2. A piece of metal on which certain characters are stamped by government authority, making it legally
current as money; much used in a collective sense.
It is alleged that it [a subsidy] exceeded all the current coin of the realm.
Hallam.
3. That which serves for payment or recompense.
The loss of present advantage to flesh and blood is repaid in a nobler coin.
Hammond.
Coin balance. See Illust. of Balance. To pay one in his own coin, to return to one the same
kind of injury or ill treatment as has been received from him. [Colloq.]
Coin
(Coin), v. t. [imp. & p. p. Coined (koind); p. pr. & vb. n. Coining.]
1. To make of a definite fineness, and convert into coins, as a mass of metal; to mint; to manufacture; as,
to coin silver dollars; to coin a medal.
2. To make or fabricate; to invent; to originate; as, to coin a word.
Some tale, some new pretense, he daily coined,
To soothe his sister and delude her mind.
Dryden.
3. To acquire rapidly, as money; to make.

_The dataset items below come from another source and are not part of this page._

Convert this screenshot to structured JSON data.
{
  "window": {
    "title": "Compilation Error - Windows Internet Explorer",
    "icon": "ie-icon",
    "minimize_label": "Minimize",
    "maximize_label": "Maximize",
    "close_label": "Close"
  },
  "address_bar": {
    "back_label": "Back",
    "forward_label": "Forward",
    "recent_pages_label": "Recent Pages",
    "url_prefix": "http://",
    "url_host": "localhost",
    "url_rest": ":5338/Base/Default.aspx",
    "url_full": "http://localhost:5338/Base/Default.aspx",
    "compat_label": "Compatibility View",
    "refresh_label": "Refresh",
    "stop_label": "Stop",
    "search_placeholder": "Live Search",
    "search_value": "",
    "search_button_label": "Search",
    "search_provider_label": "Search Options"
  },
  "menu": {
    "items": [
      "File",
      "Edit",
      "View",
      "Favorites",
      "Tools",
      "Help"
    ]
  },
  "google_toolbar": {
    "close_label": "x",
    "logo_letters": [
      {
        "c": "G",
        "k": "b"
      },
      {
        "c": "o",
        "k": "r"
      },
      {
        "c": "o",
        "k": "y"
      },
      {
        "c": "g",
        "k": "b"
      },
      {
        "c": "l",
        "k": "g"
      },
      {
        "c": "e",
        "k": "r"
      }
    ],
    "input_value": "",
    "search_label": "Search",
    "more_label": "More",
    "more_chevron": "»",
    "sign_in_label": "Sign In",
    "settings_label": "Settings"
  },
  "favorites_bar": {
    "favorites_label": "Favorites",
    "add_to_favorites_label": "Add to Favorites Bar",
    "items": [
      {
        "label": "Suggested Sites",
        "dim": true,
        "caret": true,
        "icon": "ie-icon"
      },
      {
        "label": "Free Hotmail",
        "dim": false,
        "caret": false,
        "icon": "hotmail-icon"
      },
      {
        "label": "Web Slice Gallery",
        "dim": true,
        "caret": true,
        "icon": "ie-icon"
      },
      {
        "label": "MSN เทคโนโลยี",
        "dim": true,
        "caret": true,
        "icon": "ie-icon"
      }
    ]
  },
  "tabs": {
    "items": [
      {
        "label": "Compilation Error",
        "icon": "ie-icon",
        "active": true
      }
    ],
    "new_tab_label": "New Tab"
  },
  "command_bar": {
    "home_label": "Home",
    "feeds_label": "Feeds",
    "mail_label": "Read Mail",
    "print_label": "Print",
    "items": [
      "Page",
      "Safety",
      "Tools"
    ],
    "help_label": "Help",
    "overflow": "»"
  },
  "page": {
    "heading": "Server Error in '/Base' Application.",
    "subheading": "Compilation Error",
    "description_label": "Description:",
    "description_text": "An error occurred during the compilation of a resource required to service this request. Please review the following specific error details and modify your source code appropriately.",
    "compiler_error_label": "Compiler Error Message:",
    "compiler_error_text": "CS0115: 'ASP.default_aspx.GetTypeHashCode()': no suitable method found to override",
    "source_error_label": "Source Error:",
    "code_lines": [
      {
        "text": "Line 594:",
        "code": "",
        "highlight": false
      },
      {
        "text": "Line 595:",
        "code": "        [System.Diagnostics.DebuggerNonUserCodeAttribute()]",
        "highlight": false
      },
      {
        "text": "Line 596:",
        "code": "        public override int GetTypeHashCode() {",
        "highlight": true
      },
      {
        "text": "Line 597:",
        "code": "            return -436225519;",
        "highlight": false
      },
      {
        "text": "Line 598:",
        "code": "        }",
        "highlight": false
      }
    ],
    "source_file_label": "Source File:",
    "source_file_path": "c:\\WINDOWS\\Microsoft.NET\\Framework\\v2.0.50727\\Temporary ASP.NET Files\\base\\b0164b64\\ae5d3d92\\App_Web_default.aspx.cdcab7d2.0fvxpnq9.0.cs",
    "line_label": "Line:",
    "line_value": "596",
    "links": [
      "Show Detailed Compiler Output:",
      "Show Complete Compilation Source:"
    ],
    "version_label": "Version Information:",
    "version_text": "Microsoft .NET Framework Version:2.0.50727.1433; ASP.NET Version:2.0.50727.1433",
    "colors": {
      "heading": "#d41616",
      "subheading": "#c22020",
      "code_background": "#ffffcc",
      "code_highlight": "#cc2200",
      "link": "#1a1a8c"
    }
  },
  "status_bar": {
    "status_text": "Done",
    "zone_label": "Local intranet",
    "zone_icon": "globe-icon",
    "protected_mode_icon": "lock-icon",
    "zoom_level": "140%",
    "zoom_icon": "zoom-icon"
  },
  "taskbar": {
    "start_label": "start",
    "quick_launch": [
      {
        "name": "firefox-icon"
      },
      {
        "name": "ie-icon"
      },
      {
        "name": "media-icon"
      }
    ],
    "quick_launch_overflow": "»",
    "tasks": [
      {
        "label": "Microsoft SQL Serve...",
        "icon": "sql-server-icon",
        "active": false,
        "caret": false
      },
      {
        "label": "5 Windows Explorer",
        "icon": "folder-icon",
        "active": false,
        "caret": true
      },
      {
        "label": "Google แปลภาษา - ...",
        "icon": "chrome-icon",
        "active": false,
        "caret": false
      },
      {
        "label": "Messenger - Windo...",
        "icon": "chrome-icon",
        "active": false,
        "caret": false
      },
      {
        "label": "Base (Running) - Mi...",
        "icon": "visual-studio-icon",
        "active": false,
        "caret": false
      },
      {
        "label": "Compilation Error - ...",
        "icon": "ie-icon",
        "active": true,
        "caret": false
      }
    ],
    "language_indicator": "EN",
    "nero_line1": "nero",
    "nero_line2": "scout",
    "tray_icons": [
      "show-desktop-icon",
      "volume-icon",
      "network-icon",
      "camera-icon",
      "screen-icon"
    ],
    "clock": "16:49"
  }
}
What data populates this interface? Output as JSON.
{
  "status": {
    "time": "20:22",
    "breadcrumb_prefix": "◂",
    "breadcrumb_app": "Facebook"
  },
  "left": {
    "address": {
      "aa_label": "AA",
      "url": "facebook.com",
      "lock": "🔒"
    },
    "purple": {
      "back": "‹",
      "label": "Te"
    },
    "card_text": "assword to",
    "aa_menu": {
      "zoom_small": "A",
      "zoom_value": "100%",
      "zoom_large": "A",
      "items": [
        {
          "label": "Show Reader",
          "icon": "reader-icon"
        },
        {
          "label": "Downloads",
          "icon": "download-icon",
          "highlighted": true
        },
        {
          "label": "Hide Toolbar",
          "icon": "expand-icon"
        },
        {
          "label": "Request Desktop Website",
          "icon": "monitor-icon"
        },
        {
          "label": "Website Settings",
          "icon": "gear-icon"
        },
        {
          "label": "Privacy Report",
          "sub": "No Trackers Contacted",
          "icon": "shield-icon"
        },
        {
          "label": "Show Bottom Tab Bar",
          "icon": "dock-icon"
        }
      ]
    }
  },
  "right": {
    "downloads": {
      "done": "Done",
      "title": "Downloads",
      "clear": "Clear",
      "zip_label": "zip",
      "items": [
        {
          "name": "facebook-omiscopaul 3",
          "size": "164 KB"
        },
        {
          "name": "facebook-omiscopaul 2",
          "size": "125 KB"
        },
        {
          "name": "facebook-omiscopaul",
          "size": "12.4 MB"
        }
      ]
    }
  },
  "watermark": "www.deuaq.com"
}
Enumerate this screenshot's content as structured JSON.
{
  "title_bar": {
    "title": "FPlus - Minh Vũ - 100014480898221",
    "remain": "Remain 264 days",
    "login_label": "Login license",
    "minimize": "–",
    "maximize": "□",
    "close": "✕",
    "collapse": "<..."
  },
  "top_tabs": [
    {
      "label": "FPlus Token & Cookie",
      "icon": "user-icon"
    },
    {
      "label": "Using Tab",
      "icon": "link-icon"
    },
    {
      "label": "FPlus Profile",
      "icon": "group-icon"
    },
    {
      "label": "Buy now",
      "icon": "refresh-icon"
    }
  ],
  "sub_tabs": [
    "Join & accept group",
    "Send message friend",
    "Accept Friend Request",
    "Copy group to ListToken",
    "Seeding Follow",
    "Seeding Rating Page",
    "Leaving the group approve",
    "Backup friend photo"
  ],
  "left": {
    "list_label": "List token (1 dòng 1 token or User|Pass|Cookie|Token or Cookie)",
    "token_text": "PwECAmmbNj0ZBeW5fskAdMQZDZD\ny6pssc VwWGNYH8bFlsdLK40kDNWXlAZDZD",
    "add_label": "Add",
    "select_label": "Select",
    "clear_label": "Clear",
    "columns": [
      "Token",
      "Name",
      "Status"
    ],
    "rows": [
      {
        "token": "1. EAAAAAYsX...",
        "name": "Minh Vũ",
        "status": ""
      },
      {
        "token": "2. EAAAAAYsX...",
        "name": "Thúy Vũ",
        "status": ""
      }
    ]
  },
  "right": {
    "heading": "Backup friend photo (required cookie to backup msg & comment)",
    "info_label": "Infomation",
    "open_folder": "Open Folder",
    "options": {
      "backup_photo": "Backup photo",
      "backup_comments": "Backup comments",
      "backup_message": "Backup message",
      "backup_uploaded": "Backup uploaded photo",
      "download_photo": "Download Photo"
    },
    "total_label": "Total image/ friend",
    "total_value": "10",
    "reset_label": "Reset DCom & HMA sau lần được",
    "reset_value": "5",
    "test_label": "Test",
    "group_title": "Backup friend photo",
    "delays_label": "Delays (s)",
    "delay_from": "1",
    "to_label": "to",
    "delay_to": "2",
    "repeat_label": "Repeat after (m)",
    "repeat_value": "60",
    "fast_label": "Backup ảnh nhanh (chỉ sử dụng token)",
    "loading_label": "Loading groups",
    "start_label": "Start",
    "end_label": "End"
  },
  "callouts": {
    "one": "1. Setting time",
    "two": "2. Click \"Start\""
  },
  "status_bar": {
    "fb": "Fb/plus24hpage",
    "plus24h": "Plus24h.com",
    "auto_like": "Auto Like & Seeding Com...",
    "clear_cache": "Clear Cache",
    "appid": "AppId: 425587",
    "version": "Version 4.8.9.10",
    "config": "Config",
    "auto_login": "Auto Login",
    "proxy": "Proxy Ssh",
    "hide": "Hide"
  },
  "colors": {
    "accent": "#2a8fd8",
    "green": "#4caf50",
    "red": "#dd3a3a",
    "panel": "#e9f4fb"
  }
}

Tenants cannot coin rent just at quarter day.
Locke.
Coin
(Coin), v. i. To manufacture counterfeit money.
They cannot touch me for coining.
Shak.
Coinage
(Coin"age) n. [From Coin, v. t., cf. Cuinage.]
1. The act or process of converting metal into money.
The care of the coinage was committed to the inferior magistrates.
Arbuthnot.
2. Coins; the aggregate coin of a time or place.
3. The cost or expense of coining money.
4. The act or process of fabricating or inventing; formation; fabrication; that which is fabricated or forged.
"Unnecessary coinage . . . of words." Dryden.
This is the very coinage of your brain.
Shak.
Coincide
(Co`in*cide") v. i. [imp. & p. p. Coincided ; p. pr. & vb. n. Coinciding.] [L. co- + incidere
to fall on; in + cadere to fall: cf. F. coïncider. See Chance, n.]